Transcription factors are proteins that control gene transcription by specifically binding to DNA sequences. The region on the DNA where the transcription factor binds is called the transcription factor binding site.

This task is to predict transcription factor binding sites. We will fine-tune the ENCODE database, which is an experimental database of transcription factor binding sites on the genome, using ChIP-seq, a technique that combines next-generation sequencing and chromatin immunoprecipitation.

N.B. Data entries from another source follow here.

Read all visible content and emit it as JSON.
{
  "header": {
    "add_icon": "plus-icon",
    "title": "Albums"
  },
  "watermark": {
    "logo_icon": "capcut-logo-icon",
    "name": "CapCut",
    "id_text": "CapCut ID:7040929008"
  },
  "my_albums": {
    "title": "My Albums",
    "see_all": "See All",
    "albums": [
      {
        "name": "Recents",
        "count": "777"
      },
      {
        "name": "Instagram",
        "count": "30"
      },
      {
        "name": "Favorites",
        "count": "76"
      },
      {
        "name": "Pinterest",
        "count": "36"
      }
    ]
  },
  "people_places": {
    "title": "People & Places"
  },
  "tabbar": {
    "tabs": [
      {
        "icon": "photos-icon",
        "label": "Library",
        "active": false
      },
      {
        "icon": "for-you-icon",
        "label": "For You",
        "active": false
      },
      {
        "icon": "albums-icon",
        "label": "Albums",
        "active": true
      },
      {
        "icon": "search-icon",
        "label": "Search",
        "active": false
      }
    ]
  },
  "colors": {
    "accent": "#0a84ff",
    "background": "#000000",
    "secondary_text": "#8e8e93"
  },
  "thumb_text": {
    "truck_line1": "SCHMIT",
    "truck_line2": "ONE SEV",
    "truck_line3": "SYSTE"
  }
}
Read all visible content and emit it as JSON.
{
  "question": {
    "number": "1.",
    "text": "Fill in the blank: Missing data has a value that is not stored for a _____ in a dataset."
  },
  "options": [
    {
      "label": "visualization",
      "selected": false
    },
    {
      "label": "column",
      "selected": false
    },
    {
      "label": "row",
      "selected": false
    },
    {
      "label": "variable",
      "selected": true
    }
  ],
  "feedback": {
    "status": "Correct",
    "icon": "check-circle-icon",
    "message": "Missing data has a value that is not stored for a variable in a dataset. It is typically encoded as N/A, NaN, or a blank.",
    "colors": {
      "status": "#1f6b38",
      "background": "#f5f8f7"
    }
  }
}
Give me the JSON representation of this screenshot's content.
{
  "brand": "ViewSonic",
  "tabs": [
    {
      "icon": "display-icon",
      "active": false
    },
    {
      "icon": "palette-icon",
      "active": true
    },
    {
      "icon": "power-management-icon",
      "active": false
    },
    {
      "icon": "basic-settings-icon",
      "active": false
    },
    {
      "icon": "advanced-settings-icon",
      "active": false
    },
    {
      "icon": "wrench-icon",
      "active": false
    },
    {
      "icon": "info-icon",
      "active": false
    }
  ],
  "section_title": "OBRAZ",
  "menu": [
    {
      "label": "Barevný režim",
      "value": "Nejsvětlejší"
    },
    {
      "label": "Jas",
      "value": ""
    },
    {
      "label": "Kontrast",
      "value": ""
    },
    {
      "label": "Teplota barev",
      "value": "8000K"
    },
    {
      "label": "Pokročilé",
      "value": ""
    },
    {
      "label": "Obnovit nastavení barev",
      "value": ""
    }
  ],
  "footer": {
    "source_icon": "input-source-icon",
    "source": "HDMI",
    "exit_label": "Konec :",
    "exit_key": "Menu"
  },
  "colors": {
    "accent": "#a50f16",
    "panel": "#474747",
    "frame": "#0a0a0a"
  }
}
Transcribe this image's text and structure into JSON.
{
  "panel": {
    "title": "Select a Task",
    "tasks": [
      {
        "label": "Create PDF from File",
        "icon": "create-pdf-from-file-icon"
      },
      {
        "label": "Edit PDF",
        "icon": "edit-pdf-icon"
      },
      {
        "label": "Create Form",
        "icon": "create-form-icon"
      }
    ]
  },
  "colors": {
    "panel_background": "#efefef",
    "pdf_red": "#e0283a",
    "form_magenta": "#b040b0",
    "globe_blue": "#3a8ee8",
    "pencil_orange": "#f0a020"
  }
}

Prediction of splice sites

A splice site is a site where an intron is removed and an exon is attached in selective splicing. In this task, we will classify splice sites into three classes: 5' ends (donor), 3' ends (acceptor), and non-splice sites.

A splice site is usually flanked by two pairs of nucleotides, GT, and AG, but there are splice sites that do not follow this rule and regions that fit this rule but are not splice sites. This makes predicting splice sites a difficult task.

Performance in downstream tasks

This section describes the results for each task in the fine-tuning described above.

promoter forecast

The following figure shows the performance comparison with DeePromoter, from left to right: percentage correct, F1 score, and Matthews correlation coefficient. From left to right, we can see that DNABERT performs better on TATA than DeePromoter, suggesting that DNABERT is better at capturing features other than sequence motifs in TATA boxes. We can assume that DNABERT captures features other than sequence motifs in the TATA box. promoter prediction

The figure below shows the performance comparison with other deep learning methods on a combined CNN and RNN architecture. On the left is the ROC curve and on the right is the PR curve, suggesting that DNABERT can model the global features of DNA sequences.

Prediction of transcriptional binding sites

The figure below summarizes the results of the transcription binding site prediction tool. On the left is the percent correct and on the right is the violin plot for the F1 score. DNABERT-TF is the only method with mean and median values above 0.9 for percent correct and F1 score.

tf binding sites

In addition, while other tools performed poorly concerning low-quality data, such as those obtained in experiments, DNABERT-TF recorded relatively high reproducibility and low false positives.

Prediction of splice sites

The figure below shows the results of comparing SpliceFinder with other tools for predicting splice sites. From left to right, we plot the percentage of correct answers, F1 scores, and Matthews correlation coefficients, showing that DNABERT performs the best in the same setting, even though SpliceFinder reconstructs the dataset by recursively adding sequences with false positives.

summary

DNABERT is a simple application of MLM tasks in natural language processing to DNA sequences, but it has shown remarkable performance in a variety of tasks. It would be interesting to obtain new biological knowledge by analyzing the attention inside DNABERT.